A Moscow district court on Monday sentenced the last of 10 people who were charged in connection with nationalist riots involving thousands of protesters at the capital's Manezh Square in 2010.
Pavel Vazhenin — a psychologist and yoga enthusiast, according to newspaper Kommersant — was convicted of hooliganism and assaulting an official on duty and sentenced to three years in prison, Interfax reported Monday.
Other charges of mass rioting and inciting hatred were dropped over the statute of limitations, the report said.
It is unclear whether Vazhenin, who denied all charges except for assaulting an official, is planning to appeal the sentence.
The so-called Manezh Square riots saw about 5,000 people, most of them ultranationalist football fans, clash with police at the foot of the Kremlin in December 2010.

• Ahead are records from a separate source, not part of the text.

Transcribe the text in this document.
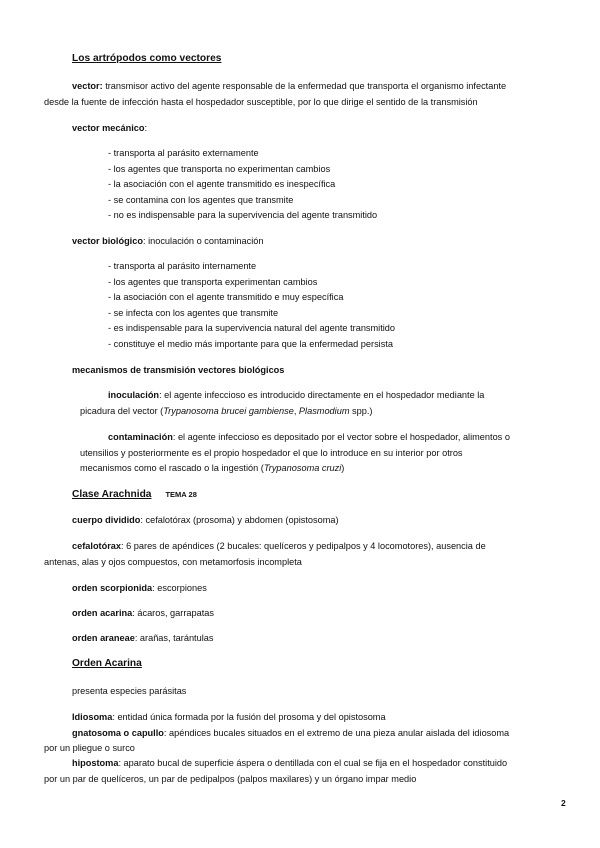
Los artrópodos como vectores
vector: transmisor activo del agente responsable de la enfermedad que transporta el organismo infectante
desde la fuente de infección hasta el hospedador susceptible, por lo que dirige el sentido de la transmisión
vector mecánico:
- transporta al parásito externamente
- los agentes que transporta no experimentan cambios
- la asociación con el agente transmitido es inespecífica
- se contamina con los agentes que transmite
- no es indispensable para la supervivencia del agente transmitido
vector biológico: inoculación o contaminación
- transporta al parásito internamente
- los agentes que transporta experimentan cambios
- la asociación con el agente transmitido e muy específica
- se infecta con los agentes que transmite
- es indispensable para la supervivencia natural del agente transmitido
- constituye el medio más importante para que la enfermedad persista
mecanismos de transmisión vectores biológicos
inoculación: el agente infeccioso es introducido directamente en el hospedador mediante la
picadura del vector (Trypanosoma brucei gambiense, Plasmodium spp.)
contaminación: el agente infeccioso es depositado por el vector sobre el hospedador, alimentos o
utensilios y posteriormente es el propio hospedador el que lo introduce en su interior por otros
mecanismos como el rascado o la ingestión (Trypanosoma cruzi)
Clase Arachnida TEMA 28
cuerpo dividido: cefalotórax (prosoma) y abdomen (opistosoma)
cefalotórax: 6 pares de apéndices (2 bucales: quelíceros y pedipalpos y 4 locomotores), ausencia de
antenas, alas y ojos compuestos, con metamorfosis incompleta
orden scorpionida: escorpiones
orden acarina: ácaros, garrapatas
orden araneae: arañas, tarántulas
Orden Acarina
presenta especies parásitas
Idiosoma: entidad única formada por la fusión del prosoma y del opistosoma
gnatosoma o capullo: apéndices bucales situados en el extremo de una pieza anular aislada del idiosoma
por un pliegue o surco
hipostoma: aparato bucal de superficie áspera o dentillada con el cual se fija en el hospedador constituido
por un par de quelíceros, un par de pedipalpos (palpos maxilares) y un órgano impar medio
2
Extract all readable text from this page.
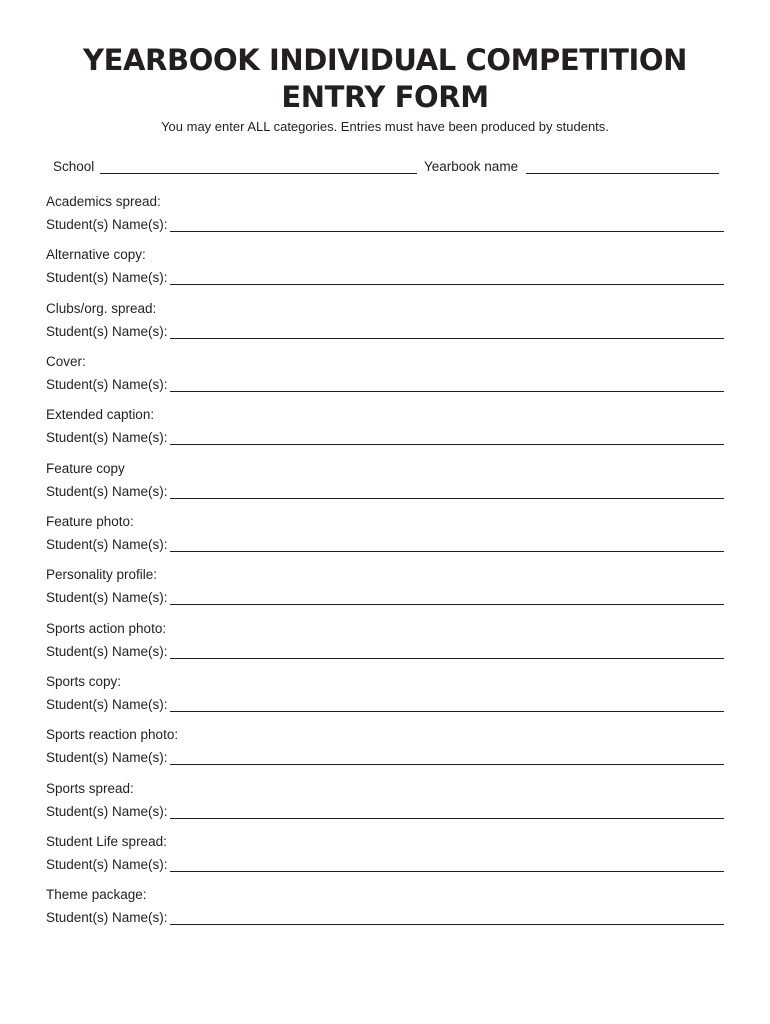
YEARBOOK INDIVIDUAL COMPETITION
ENTRY FORM
You may enter ALL categories. Entries must have been produced by students.
School	Yearbook name
Academics spread:
Student(s) Name(s):
Alternative copy:
Student(s) Name(s):
Clubs/org. spread:
Student(s) Name(s):
Cover:
Student(s) Name(s):
Extended caption:
Student(s) Name(s):
Feature copy
Student(s) Name(s):
Feature photo:
Student(s) Name(s):
Personality profile:
Student(s) Name(s):
Sports action photo:
Student(s) Name(s):
Sports copy:
Student(s) Name(s):
Sports reaction photo:
Student(s) Name(s):
Sports spread:
Student(s) Name(s):
Student Life spread:
Student(s) Name(s):
Theme package:
Student(s) Name(s):
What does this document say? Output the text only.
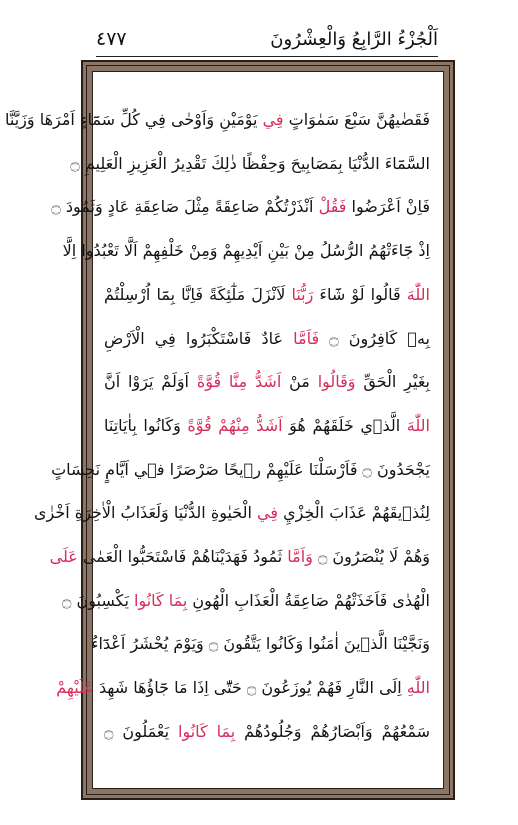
٤٧٧	اَلْجُزْءُ الرَّابِعُ وَالْعِشْرُونَ
فَقَضٰيهُنَّ سَبْعَ سَمٰوَاتٍ فِي يَوْمَيْنِ وَاَوْحٰى فِي كُلِّ سَمَٓاءٍ اَمْرَهَا وَزَيَّنَّا
السَّمَٓاءَ الدُّنْيَا بِمَصَابِيحَ وَحِفْظًا ذٰلِكَ تَقْدِيرُ الْعَزِيزِ الْعَلِيمِ ۝
فَاِنْ اَعْرَضُوا فَقُلْ اَنْذَرْتُكُمْ صَاعِقَةً مِثْلَ صَاعِقَةِ عَادٍ وَثَمُودَ ۝
اِذْ جَٓاءَتْهُمُ الرُّسُلُ مِنْ بَيْنِ اَيْدِيهِمْ وَمِنْ خَلْفِهِمْ اَلَّا تَعْبُدُوا اِلَّا
اللّٰهَ قَالُوا لَوْ شَٓاءَ رَبُّنَا لَاَنْزَلَ مَلٰٓئِكَةً فَاِنَّا بِمَٓا اُرْسِلْتُمْ
بِه۪ كَافِرُونَ ۝ فَاَمَّا عَادٌ فَاسْتَكْبَرُوا فِي الْاَرْضِ
بِغَيْرِ الْحَقِّ وَقَالُوا مَنْ اَشَدُّ مِنَّا قُوَّةً اَوَلَمْ يَرَوْا اَنَّ
اللّٰهَ الَّذ۪ي خَلَقَهُمْ هُوَ اَشَدُّ مِنْهُمْ قُوَّةً وَكَانُوا بِاٰيَاتِنَا
يَجْحَدُونَ ۝ فَاَرْسَلْنَا عَلَيْهِمْ ر۪يحًا صَرْصَرًا ف۪ي اَيَّامٍ نَحِسَاتٍ
لِنُذ۪يقَهُمْ عَذَابَ الْخِزْيِ فِي الْحَيٰوةِ الدُّنْيَا وَلَعَذَابُ الْاٰخِرَةِ اَخْزٰى
وَهُمْ لَا يُنْصَرُونَ ۝ وَاَمَّا ثَمُودُ فَهَدَيْنَاهُمْ فَاسْتَحَبُّوا الْعَمٰى عَلَى
الْهُدٰى فَاَخَذَتْهُمْ صَاعِقَةُ الْعَذَابِ الْهُونِ بِمَا كَانُوا يَكْسِبُونَ ۝
وَنَجَّيْنَا الَّذ۪ينَ اٰمَنُوا وَكَانُوا يَتَّقُونَ ۝ وَيَوْمَ يُحْشَرُ اَعْدَٓاءُ
اللّٰهِ اِلَى النَّارِ فَهُمْ يُوزَعُونَ ۝ حَتّٰٓى اِذَا مَا جَٓاؤُهَا شَهِدَ عَلَيْهِمْ
سَمْعُهُمْ وَاَبْصَارُهُمْ وَجُلُودُهُمْ بِمَا كَانُوا يَعْمَلُونَ ۝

The crowd was protesting the case of a fellow fan who was stabbed to death in a fatal brawl with natives of the North Caucasus — a predominantly Muslim region of Russia whose inhabitants frequently clash with Russian nationalists — insisting police was being paid off to cover up for the alleged murderer.
Six Caucasus natives were jailed over the fan's death in 2011 and nine people have been charged over the Manezh Square riots, though some have been given a suspended sentence.
Russian authorities have an ambivalent policy toward grassroots protests — while cracking down on the people who clashed with police at an anti-Kremlin rally in 2012, they have largely turned a blind eye toward a string of anti-migrant pogroms and protests that have taken place across the country in recent years.